Diskusi itu dikemas dengan tema “Palestine Future, Independence and
Peace” dan membahas issue hangat terkini yakni “Klaim sepihak USA terhadap
Jerusalem sebagai ibukota negara Israel”.
Sebuah keputusan Donal Trump yang telah memicu ketegangan baru, tidak
hanya di Timur Tengah, tapi juga dunia.
“The problem of Jerusalem is an issue of human being in the world”

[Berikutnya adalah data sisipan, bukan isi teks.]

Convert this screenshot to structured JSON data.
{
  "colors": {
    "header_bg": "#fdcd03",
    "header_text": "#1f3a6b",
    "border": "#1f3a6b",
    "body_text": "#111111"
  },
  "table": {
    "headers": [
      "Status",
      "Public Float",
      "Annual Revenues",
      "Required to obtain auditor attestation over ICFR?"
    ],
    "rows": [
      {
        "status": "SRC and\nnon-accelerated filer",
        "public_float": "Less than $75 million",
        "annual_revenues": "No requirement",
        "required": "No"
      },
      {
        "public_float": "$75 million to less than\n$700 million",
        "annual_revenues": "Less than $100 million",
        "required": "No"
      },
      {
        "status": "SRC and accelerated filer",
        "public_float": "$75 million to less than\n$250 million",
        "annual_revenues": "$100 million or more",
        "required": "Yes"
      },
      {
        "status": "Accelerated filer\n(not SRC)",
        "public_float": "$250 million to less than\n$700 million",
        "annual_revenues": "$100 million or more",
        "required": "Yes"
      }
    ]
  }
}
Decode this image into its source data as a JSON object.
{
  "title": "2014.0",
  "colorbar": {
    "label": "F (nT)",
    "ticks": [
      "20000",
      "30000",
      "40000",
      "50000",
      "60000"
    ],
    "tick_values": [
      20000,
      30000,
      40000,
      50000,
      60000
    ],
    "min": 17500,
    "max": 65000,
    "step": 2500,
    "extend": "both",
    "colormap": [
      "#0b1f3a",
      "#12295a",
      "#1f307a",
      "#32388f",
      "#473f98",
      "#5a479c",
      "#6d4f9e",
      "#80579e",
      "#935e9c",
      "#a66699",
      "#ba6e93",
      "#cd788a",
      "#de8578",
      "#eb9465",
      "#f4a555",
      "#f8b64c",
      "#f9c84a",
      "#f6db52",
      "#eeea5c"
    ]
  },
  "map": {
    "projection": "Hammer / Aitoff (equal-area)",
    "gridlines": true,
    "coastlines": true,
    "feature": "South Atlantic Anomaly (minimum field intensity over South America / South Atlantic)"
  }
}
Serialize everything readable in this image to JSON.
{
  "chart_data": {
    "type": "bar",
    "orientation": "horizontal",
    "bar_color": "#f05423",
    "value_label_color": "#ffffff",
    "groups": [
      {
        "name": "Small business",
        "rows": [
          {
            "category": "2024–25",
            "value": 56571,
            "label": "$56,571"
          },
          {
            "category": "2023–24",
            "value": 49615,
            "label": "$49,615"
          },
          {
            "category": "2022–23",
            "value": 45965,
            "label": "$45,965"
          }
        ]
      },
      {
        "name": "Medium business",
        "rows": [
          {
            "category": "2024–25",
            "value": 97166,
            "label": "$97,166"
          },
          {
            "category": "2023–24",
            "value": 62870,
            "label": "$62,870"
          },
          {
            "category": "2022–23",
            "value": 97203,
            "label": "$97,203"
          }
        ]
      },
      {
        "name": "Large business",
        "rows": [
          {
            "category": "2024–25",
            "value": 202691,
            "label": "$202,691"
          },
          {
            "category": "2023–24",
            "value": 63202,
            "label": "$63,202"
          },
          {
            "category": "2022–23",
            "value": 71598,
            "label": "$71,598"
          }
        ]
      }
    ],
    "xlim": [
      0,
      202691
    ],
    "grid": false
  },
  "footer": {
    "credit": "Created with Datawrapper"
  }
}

demikian Mr. Walid menegaskan. “Saya sepakat dengan pendapat ini,” sebut
Wilson.
Memang agak berbeda dengan Dubes Yordania, Dubes Zulhair yang tampil
berbicara awal terlihat cukup tertekan dengan masalah klaim Donal Trump atas
Jerusalem sebagai ibukota Israel itu, sehingga penjelasan dan pernyataannya
sangat keras menentang kebijakan Trump atas Jerusalem.
Walaupun ia juga mengakui bahwa masalah di negerinya jangan
dipolitisasi menjadi issue agama yang menganggap bahwa kaum Muslim Palestina
yang terzolimi.
“In Palestine, we have Moslem, Christian, and some others religion, and
they are all Palestinian. So, the issue of Jerusalem and the strugle of my
country is merely about human right violation by Israelis, our independent
state and freedom of the Palestinian people,” demikian penjelasan Dubes
Zulhair.
Untuk mencapai cita-cita rakyatnya mewujudkan negara Palestina yang
merdeka, sang Dubes sangat mengharapkan dukungan dan bantuan masyarakat dunia
internasional, baik secara politik, sosial, maupun ekonomi.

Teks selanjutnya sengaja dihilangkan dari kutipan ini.